Из справки оперативного дежурного по городу Москва

За период с 13 по 20 марта в отделы и отделения милиции заявлений граждан о применении к ним мошенничества с целью овладения иконами, крестами, лампадами и другими предметами отправления религиозного богослужения не поступало.

Майор Голубев выключил магнитофон:

— На сегодня всё, Савицкий.

— А что мне будет? — задал тот сакраментальный вопрос.

— Это зависит от вас.

— И от вас тоже, товарищ майор. — Голос звучал льстиво, даже подобострастно.

— Нет, Савицкий, от вас. В первую очередь. Человек выбирает дорогу сам. — Сидящий перед ним молодой человек с бегающими пустыми глазами вызывал у него чувство брезгливости. — И учтите, вы еще нам понадобитесь.

— Опять Летинский! — взглянув на фотографию Шнобеля, воскликнул начальник отдела полковник Ломакин таким тоном, будто увидел старого и доброго знакомого. — С этаким носом да с его талантами ему бы Сирано де Бержерака играть. Артист. Снова, значит, за старое взялся… Имел, как говорится, честь с ним встречаться. Давненько, правда. Ты у нас, Алексей Васильевич, тогда еще не служил.

— А я и не подозревал, Владимир Николаевич, что вы у нас театрал, — заметил с улыбкой Голубев.
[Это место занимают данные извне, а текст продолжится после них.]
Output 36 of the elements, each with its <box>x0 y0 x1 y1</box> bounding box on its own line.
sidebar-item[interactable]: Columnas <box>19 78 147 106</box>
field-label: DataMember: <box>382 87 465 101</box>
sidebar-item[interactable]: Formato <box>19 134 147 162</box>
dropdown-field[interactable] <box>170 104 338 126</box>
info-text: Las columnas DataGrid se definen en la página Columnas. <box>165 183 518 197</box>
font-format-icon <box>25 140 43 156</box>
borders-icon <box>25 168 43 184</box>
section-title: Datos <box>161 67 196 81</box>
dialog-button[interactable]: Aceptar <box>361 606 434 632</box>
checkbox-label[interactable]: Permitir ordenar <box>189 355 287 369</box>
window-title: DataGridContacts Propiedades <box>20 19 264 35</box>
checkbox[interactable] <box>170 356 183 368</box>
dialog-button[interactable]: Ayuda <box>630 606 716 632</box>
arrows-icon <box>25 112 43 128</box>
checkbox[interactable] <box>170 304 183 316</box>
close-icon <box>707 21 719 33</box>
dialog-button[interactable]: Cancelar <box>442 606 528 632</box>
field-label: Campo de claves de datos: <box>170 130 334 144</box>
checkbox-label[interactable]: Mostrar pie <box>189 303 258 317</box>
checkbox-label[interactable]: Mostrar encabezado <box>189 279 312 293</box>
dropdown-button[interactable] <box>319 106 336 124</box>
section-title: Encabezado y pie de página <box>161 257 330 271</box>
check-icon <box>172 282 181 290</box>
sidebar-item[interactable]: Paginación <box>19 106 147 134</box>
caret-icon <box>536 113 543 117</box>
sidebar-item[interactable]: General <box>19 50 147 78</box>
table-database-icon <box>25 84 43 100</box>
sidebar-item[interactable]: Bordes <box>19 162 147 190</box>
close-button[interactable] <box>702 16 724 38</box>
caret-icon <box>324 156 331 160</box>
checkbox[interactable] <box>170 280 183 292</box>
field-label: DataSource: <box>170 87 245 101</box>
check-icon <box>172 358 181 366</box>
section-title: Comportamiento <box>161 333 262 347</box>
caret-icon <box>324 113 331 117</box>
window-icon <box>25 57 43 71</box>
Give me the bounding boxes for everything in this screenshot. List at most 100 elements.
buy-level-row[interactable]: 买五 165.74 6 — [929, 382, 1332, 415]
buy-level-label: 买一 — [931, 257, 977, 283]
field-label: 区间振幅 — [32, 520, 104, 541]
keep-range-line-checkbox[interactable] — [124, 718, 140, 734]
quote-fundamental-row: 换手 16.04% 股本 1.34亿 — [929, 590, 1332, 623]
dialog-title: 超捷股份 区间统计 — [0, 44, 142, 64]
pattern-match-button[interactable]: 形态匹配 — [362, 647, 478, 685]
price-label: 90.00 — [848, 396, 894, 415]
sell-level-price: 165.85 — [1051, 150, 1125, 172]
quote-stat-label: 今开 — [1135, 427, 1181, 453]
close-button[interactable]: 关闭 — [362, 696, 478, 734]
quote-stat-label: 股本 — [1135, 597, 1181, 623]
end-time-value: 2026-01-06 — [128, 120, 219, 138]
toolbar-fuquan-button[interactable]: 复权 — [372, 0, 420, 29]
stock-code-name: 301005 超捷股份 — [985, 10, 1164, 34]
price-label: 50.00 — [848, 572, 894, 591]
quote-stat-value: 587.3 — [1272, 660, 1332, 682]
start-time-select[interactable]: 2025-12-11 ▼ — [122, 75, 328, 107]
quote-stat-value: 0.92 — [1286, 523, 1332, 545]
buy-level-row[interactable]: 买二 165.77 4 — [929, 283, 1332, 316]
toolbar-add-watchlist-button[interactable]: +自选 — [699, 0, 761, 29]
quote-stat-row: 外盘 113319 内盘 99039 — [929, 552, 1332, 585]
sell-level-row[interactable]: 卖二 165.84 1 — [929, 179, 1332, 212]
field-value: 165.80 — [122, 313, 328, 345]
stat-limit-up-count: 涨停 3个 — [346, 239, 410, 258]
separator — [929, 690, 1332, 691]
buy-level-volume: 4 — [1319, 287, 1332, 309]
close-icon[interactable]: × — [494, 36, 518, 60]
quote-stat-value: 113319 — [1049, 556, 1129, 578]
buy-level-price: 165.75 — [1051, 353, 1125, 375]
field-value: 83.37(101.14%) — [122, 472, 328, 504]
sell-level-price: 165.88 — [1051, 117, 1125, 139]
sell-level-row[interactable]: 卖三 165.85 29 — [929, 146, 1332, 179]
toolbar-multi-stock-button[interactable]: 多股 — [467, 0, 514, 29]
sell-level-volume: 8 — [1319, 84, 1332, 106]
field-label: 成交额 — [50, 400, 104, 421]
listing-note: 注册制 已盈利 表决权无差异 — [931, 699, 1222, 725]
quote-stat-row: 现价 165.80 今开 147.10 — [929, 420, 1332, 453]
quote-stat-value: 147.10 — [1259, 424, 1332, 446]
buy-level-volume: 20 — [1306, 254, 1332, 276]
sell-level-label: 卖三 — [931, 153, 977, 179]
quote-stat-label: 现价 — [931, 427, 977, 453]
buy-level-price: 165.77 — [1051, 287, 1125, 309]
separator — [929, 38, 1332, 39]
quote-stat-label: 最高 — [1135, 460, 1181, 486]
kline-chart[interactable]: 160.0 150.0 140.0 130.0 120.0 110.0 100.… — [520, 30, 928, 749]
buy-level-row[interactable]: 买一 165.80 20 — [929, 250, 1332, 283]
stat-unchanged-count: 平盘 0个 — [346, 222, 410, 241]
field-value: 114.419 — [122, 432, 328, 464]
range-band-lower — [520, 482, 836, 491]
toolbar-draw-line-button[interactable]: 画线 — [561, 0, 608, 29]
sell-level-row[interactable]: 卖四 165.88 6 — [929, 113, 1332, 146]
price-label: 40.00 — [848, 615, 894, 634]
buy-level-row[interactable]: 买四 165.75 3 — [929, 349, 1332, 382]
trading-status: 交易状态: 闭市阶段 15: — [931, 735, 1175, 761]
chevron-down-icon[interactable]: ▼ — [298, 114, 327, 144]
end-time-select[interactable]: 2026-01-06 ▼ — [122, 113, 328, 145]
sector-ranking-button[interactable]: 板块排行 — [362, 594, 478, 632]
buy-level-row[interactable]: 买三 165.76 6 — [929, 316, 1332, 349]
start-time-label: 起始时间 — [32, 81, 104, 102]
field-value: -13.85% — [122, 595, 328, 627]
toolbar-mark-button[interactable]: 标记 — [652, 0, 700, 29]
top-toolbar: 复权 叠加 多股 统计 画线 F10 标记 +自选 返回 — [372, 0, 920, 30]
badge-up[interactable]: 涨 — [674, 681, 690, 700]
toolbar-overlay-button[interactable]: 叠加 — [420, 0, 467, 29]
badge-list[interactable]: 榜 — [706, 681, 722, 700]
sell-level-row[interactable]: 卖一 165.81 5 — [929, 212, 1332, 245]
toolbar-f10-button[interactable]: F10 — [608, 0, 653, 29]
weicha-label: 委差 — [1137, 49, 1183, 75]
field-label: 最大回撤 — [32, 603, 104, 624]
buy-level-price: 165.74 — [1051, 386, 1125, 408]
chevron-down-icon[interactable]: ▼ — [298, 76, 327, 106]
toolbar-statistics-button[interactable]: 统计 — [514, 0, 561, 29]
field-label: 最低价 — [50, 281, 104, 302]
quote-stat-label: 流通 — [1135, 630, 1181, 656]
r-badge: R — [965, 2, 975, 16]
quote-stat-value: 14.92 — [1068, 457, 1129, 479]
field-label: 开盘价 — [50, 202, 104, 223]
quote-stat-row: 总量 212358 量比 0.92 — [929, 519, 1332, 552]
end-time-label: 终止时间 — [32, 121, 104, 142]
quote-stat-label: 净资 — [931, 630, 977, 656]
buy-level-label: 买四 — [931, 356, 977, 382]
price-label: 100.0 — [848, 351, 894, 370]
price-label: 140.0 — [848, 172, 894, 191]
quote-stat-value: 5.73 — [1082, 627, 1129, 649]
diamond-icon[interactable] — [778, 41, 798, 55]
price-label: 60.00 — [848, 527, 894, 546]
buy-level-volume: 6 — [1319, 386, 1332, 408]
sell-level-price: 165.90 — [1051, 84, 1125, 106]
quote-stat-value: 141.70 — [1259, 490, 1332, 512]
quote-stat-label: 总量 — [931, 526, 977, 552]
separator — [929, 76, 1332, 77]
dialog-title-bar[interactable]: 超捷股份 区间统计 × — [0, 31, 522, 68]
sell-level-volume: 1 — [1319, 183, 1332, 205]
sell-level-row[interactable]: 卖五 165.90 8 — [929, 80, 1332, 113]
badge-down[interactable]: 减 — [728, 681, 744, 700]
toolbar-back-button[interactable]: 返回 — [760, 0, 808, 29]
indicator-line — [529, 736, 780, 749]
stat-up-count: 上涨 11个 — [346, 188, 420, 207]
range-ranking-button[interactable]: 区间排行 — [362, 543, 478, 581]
Полковник вроде бы даже смутился:

— Да что ты, времени на театры нет, сам знаешь… Однако иногда жена вытаскивает. Вот кто театрал. И на этот спектакль с ней ходили. Еще Астангов играл Сирано. Великолепно. Давно это было, очень давно. Из Молдавии, значит, вещичка, — он легонько постучал ногтем по отливающему тусклым серебром боку.

— Оттуда, Владимир Николаевич, — подтвердил Голубев и хотел еще что-то добавить, но по отрешенному, задумчивому выражению его лица понял, что тот его не слушает, и замолчал.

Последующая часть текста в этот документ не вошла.